El sábado cerca de las 9 de la mañana se desmoronó parte del frente de una propiedad en calle 23 entre 14 y 16.

 

Ante el pedido de auxilio de la propietaria intervino el área de Protección Civil municipal, a cargo de María Agustina Loré. El material que se cayó correspondía a la carga de la cornisa frontal de una construcción que a su vez está dividida en dos viviendas. Hasta el momento se desconoce la razón del desmoronamiento.

Por fortuna, al momento del derrumbe no pasaban vecinos ni había autos estacionados en la zona. Ese mismo día, personal del área de Servicios Públicos despejó la calle e ingenieros y arquitectos de la Municipalidad evaluaron los daños provocados por el  desprendimiento. La propietaria de la casa también contrató a una arquitecta para que le informara sobre las consecuencias en el interior.

Se trata de dos casas que están siendo habitadas, cuyos materiales tendrían unos doscientos años de antigüedad.
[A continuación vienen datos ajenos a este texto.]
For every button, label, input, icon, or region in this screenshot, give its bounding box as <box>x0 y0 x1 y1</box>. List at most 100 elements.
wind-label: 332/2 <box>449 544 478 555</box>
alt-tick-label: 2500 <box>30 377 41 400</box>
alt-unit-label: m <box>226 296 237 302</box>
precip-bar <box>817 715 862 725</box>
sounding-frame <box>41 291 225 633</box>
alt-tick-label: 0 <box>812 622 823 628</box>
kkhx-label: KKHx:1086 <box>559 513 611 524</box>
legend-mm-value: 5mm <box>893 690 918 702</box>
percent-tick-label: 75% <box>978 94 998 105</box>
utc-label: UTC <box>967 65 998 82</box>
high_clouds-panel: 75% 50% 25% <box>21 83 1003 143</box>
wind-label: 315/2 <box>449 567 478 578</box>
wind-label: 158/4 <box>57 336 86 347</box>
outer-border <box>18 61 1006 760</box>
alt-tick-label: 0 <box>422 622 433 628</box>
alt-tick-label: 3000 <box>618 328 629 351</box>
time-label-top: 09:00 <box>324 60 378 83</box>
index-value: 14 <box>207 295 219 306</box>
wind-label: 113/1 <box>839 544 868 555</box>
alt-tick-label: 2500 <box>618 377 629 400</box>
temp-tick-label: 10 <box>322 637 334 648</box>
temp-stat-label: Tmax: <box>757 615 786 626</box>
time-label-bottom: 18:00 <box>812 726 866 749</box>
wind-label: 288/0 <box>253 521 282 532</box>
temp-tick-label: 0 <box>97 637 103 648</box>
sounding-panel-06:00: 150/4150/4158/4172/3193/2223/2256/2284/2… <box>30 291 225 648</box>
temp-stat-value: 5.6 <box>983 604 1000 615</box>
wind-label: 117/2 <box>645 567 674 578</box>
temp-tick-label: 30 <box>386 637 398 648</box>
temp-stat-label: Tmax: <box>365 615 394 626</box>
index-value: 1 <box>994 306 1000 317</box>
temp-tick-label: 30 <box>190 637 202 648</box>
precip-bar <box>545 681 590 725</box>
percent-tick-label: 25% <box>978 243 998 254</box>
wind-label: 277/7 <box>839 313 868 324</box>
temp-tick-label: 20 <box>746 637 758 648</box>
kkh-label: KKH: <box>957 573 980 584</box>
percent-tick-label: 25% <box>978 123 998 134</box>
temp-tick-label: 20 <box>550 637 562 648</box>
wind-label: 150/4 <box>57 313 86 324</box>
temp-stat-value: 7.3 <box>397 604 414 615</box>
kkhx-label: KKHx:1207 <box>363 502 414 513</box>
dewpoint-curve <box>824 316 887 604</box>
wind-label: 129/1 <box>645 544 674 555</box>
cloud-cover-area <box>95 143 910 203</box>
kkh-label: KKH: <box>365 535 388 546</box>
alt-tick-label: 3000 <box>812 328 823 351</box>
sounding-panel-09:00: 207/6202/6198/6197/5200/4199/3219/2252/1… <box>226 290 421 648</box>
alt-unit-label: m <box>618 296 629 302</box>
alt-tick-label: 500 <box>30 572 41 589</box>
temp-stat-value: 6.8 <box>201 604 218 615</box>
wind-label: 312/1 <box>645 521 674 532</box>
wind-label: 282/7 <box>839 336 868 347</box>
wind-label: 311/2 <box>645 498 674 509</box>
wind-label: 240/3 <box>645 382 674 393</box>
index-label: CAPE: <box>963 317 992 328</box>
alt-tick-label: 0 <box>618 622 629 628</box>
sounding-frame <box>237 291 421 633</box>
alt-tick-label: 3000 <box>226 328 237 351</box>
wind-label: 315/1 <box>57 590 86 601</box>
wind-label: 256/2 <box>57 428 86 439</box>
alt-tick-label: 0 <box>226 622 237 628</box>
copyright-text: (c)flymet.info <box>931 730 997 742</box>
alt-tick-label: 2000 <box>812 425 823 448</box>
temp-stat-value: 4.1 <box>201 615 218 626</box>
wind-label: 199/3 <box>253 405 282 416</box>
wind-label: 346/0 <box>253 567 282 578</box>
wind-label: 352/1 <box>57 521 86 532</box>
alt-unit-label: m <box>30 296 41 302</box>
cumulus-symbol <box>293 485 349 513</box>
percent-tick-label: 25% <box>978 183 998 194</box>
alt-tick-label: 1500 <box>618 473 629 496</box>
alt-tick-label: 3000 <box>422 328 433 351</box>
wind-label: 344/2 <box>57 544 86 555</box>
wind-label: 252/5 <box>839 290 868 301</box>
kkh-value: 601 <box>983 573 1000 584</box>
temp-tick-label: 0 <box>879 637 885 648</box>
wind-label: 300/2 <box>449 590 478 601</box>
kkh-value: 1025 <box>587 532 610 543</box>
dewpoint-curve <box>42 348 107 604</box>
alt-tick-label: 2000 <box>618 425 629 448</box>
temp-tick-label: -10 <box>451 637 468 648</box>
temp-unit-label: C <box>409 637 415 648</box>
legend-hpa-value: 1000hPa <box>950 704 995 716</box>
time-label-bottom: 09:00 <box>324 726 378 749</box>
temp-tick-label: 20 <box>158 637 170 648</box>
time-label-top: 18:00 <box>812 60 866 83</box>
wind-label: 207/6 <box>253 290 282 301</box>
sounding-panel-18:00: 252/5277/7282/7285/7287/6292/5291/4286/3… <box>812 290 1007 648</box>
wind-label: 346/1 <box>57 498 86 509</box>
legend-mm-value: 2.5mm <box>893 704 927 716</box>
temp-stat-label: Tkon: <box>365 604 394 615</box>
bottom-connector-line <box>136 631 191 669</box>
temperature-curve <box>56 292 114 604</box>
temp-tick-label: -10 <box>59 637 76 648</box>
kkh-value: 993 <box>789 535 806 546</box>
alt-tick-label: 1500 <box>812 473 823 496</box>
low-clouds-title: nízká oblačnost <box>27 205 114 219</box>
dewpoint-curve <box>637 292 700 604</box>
La vereda quedó vallada hasta que se termine de recolectar el escombro. Integrantes del Museo Histórico Míguez pidieron poder retirar algunos ladrillos por su interés histórico.

Con el derrumbe quedó comprometida una línea de energía eléctrica, por lo que debió intervenir también la empresa EDEN para solucionar el corte. Loré se mostró aliviada de que el hecho se haya producido un sábado a hora temprana, dado que el lugar se encuentra en cercanías del Colegio San José, por lo que en días hábiles circulan por allí muchas personas y suele haber varios autos detenidos.